The support will also contribute to a range of projects led by communities and social enterprises to invest in new bike infrastructure and trails, as well as increased availability of EV bike charging points and EV bicycles for use by visitors and the local community.

Anna Miller, head of tourism for HIE, said: ‘This is additional investment to support tourism projects deliver and enhance net zero benefits for local communities and their visitors.

‘The tourism industry recognises the need to consider ways to reduce carbon emissions and to develop new experiences for visitors that are looking for sustainable and green approaches. This investment forms one part of the regional commitment to net zero and responsible tourism.’

Scottish Government Tourism Minister, Ivan McKee said: ‘With less than a month to go until COP26, this funding will help tourism businesses the length and breadth of the Highlands and Islands to deliver on our net zero targets, reduce carbon emissions and develop innovative experiences for visitors.

‘It is short-term recovery funding, and part of a wider £25 million package of support, that will reap benefits for all of Scotland’s tourism industry as we move towards slower, greener and more sustainable tourism.’
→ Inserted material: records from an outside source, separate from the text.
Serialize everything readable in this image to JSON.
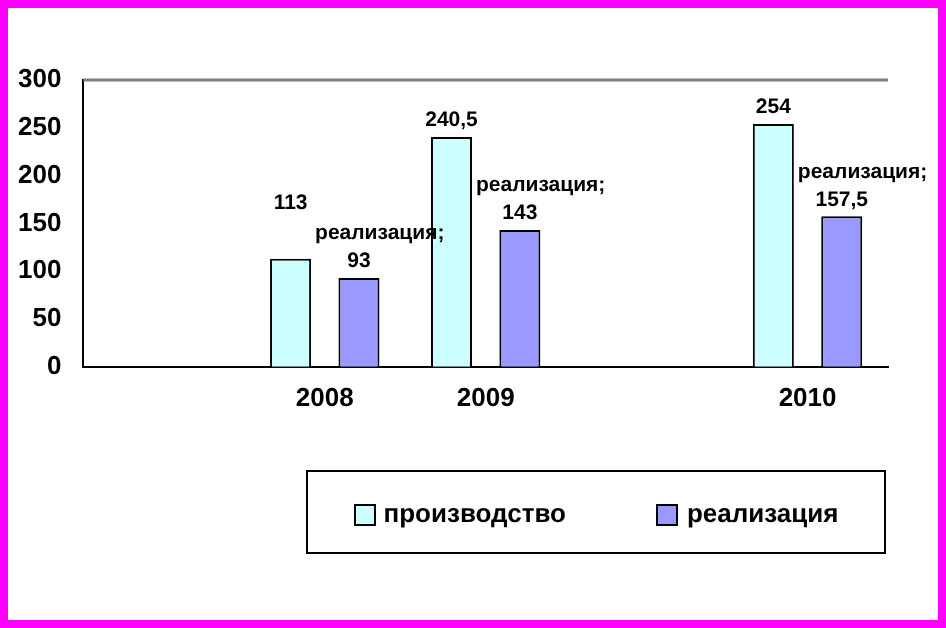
{
  "chart_data": {
    "type": "bar",
    "categories": [
      null,
      "2008",
      "2009",
      null,
      "2010"
    ],
    "series": [
      {
        "name": "производство",
        "color": "#ccffff",
        "values": [
          null,
          113,
          240.5,
          null,
          254
        ],
        "value_labels": [
          null,
          "113",
          "240,5",
          null,
          "254"
        ]
      },
      {
        "name": "реализация",
        "color": "#9999ff",
        "values": [
          null,
          93,
          143,
          null,
          157.5
        ],
        "value_labels": [
          null,
          "реализация; 93",
          "реализация; 143",
          null,
          "реализация; 157,5"
        ]
      }
    ],
    "ylim": [
      0,
      300
    ],
    "yticks": [
      0,
      50,
      100,
      150,
      200,
      250,
      300
    ],
    "grid": false,
    "legend": "bottom right"
  }
}
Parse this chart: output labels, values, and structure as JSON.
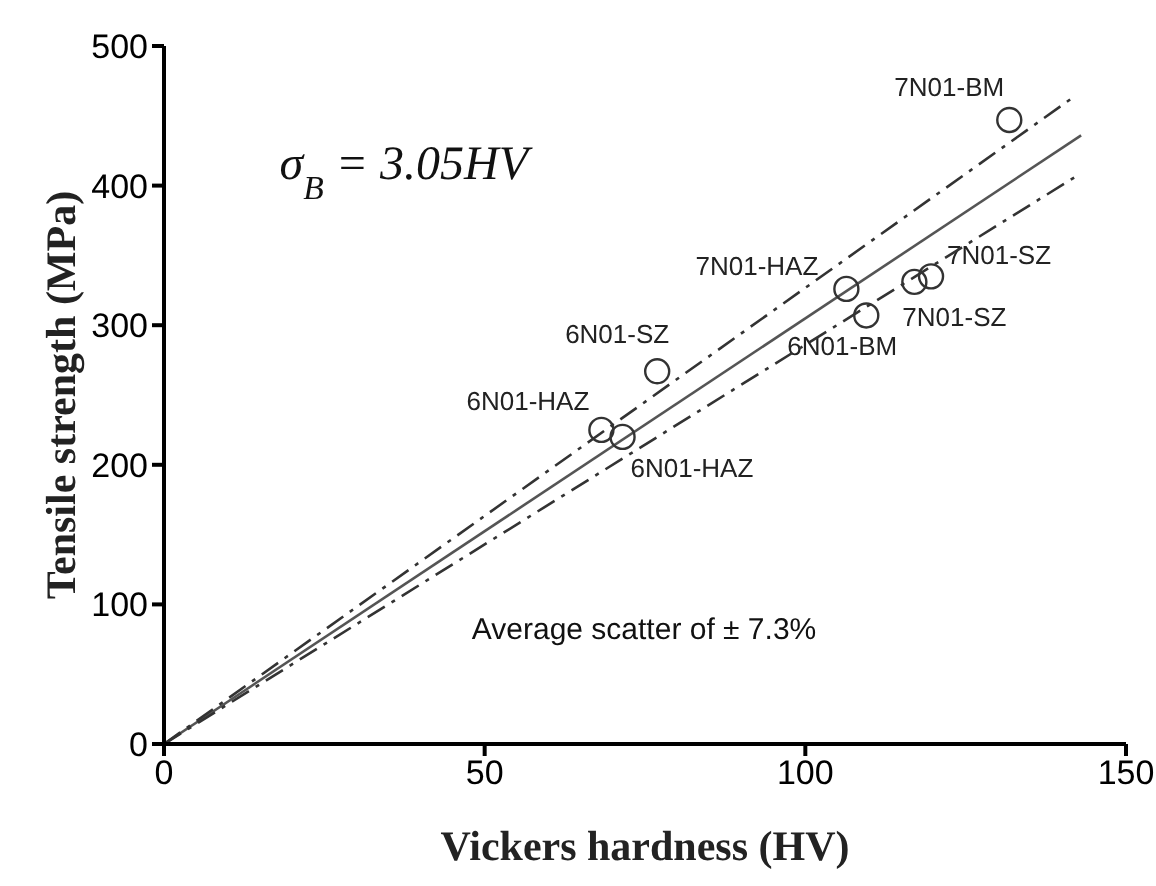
{
  "chart_data": {
    "type": "scatter",
    "xlabel": "Vickers hardness (HV)",
    "ylabel": "Tensile strength (MPa)",
    "xlim": [
      0,
      150
    ],
    "xticks": [
      0,
      50,
      100,
      150
    ],
    "ylim": [
      0,
      500
    ],
    "yticks": [
      0,
      100,
      200,
      300,
      400,
      500
    ],
    "grid": false,
    "legend": false,
    "series": [
      {
        "marker": "circle",
        "color": "#333333",
        "x": [
          131.8,
          106.4,
          119.6,
          117,
          109.5,
          76.9,
          68.2,
          71.5
        ],
        "values": [
          447,
          326,
          335,
          331,
          307,
          267,
          225,
          220
        ]
      },
      {
        "type": "line",
        "marker": "none",
        "color": "#555555",
        "line_style": "solid",
        "x": [
          0,
          143
        ],
        "values": [
          0,
          436
        ]
      },
      {
        "type": "line",
        "color": "#333333",
        "line_style": "dashed",
        "x": [
          0,
          142
        ],
        "values": [
          0,
          464
        ],
        "marker": "none"
      },
      {
        "type": "line",
        "color": "#333333",
        "line_style": "dashed",
        "x": [
          0,
          142
        ],
        "values": [
          0,
          406
        ],
        "marker": "none"
      }
    ],
    "annotations": [
      "σ$_{B}$ = 3.05HV",
      "Average scatter of ± 7.3%",
      {
        "text": "7N01-BM",
        "x": 131.8,
        "y": 447
      },
      {
        "text": "7N01-HAZ",
        "x": 106.4,
        "y": 326
      },
      {
        "text": "7N01-SZ",
        "x": 119.6,
        "y": 335
      },
      {
        "text": "7N01-SZ",
        "x": 117,
        "y": 331
      },
      {
        "text": "6N01-BM",
        "x": 109.5,
        "y": 307
      },
      {
        "text": "6N01-SZ",
        "x": 76.9,
        "y": 267
      },
      {
        "text": "6N01-HAZ",
        "x": 68.2,
        "y": 225
      },
      {
        "text": "6N01-HAZ",
        "x": 71.5,
        "y": 220
      }
    ]
  }
}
Highlands and Islands MSP Jamie Halcro Johnston, the Scottish Conservative’s spokesman on business and enterprise, said half of the region’s businesses had yet to take any action to decarbonise.

‘Scotland has committed to reach net zero by 2045, but these targets will not be met unless business is given the advice and support it needs. There are still too many which, for whatever reasons, are not engaging yet with the process.

‘Citizens’ Advice Scotland found in May of this year that 52 per cent of Scotland’s SMEs have taken no action to decarbonise as yet, while Highlands and Islands Enterprise said progress in our region was a “mixed picture”.

‘There is also the issue of how businesses balance recovery from the pandemic and the need to progress to net zero, with the Federation of Small Businesses warning that businesses currently in “survival mode” would clearly find it harder to focus on decarbonisation.

Mr Halcro Johnston added: ‘Businesses can’t be expected to modernise if the basic infrastructure they need to do so is lacking.

‘It’s all very well encouraging them to engage more digitally, but if broadband capacity where they’re based isn’t up to the job then that’s a non-starter.

‘Too often, despite 14 years of promises from SNP ministers, access to fast and reliable broadband remains patchy at best. We need to see progress from the Scottish Government on the roll-out of broadband in rural Scotland.’